Airlines are waving the caution flag on 5G service, fearing that when the wireless service gets updated in January 2022, it could create extensive flight delays in situations like snowstorms and low visibility. 

The reason? Officials say the new wireless signals could hamper the effectiveness of equipment on planes and helicopters used to track aircraft altitude.

Billions lost in flight disruptions

With a Jan. 5 launch day looming, the White House, industry groups, and aviation regulators are rushing to come to some form of agreement. To help out, AT&T and Verizon have offered power reductions in their new 5G services, but the aviation industry says those cuts are “inadequate.”

Aviation trade group Airlines for America says the 5G conflict could cost as much as $2.1 billion in flight disruptions. 

“If you were to ask us what our number one concern is in the near term, it is the deployment of 5G,” Southwest Airlines’ Chief Executive Officer Gary Kelly said in testimony given at a Senate hearing earlier this month. 

Unfounded fears?

While many airline officials continue to worry about this issue, some people in the wireless industry say fears about 5G are completely unfounded.

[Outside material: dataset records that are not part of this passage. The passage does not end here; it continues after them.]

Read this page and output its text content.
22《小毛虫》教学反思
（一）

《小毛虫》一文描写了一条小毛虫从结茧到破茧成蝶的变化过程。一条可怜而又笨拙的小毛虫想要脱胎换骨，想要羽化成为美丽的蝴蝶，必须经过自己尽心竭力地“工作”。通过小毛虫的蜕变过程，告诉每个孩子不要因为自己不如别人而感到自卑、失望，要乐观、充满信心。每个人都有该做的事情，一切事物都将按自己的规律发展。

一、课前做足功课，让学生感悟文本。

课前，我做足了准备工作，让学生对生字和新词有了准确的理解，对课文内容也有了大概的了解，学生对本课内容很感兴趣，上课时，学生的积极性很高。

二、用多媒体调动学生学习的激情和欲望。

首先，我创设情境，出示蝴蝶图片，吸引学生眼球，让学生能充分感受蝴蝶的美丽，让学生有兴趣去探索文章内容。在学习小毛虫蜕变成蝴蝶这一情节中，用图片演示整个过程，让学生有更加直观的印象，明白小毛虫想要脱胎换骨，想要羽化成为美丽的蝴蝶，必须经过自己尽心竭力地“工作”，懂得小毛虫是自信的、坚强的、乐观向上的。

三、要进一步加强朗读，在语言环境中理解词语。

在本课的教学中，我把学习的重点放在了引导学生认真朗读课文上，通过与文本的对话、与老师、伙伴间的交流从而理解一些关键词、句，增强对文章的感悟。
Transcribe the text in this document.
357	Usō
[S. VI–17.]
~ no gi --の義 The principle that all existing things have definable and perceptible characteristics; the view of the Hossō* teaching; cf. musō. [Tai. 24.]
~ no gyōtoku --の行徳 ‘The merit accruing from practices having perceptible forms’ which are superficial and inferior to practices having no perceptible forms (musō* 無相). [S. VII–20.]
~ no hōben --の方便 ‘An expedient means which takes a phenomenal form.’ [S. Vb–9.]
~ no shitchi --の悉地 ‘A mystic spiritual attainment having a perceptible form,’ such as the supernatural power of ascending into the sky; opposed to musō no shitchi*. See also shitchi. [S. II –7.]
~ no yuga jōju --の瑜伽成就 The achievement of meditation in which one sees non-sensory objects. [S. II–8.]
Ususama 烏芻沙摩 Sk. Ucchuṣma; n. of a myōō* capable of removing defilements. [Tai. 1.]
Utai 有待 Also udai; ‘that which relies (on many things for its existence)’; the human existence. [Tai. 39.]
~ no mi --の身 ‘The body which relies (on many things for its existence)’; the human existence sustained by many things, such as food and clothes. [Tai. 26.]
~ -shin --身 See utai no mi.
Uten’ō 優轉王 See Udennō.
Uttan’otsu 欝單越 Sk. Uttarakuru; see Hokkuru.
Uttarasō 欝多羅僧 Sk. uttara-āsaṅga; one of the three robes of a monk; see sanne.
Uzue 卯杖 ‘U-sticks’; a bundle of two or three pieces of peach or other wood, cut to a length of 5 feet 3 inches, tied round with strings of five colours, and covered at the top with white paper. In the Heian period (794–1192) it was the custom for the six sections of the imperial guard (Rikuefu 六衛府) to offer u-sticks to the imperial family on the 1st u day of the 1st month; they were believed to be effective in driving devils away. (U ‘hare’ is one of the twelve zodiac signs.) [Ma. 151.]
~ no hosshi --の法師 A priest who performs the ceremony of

“The aviation industry’s fear-mongering relies on completely discredited information and deliberate distortions of fact,” Nick Ludlum, a senior vice president at the trade group CTIA, which includes AT&T and Verizon as members, told Bloomberg News. “5G operates safely and without causing harmful interference to aviation operations in nearly 40 countries around the world,” Ludlum said. “U.S. airlines fly in and out of these countries every day.”

Only weeks ago, the Federal Aviation Administration (FAA) was concerned about interference from the 5G wireless spectrum, but it now believes the expansion of 5G and aviation can safely co-exist.

“Today, we took an important step toward that goal by issuing two airworthiness directives to provide a framework and to gather more information to avoid potential effects on aviation safety equipment,” the agency said in a statement. “The FAA is working closely with the Federal Communications Commission and wireless companies, and has made progress toward safely implementing the 5G expansion. We are confident with ongoing collaboration we will reach this shared goal.”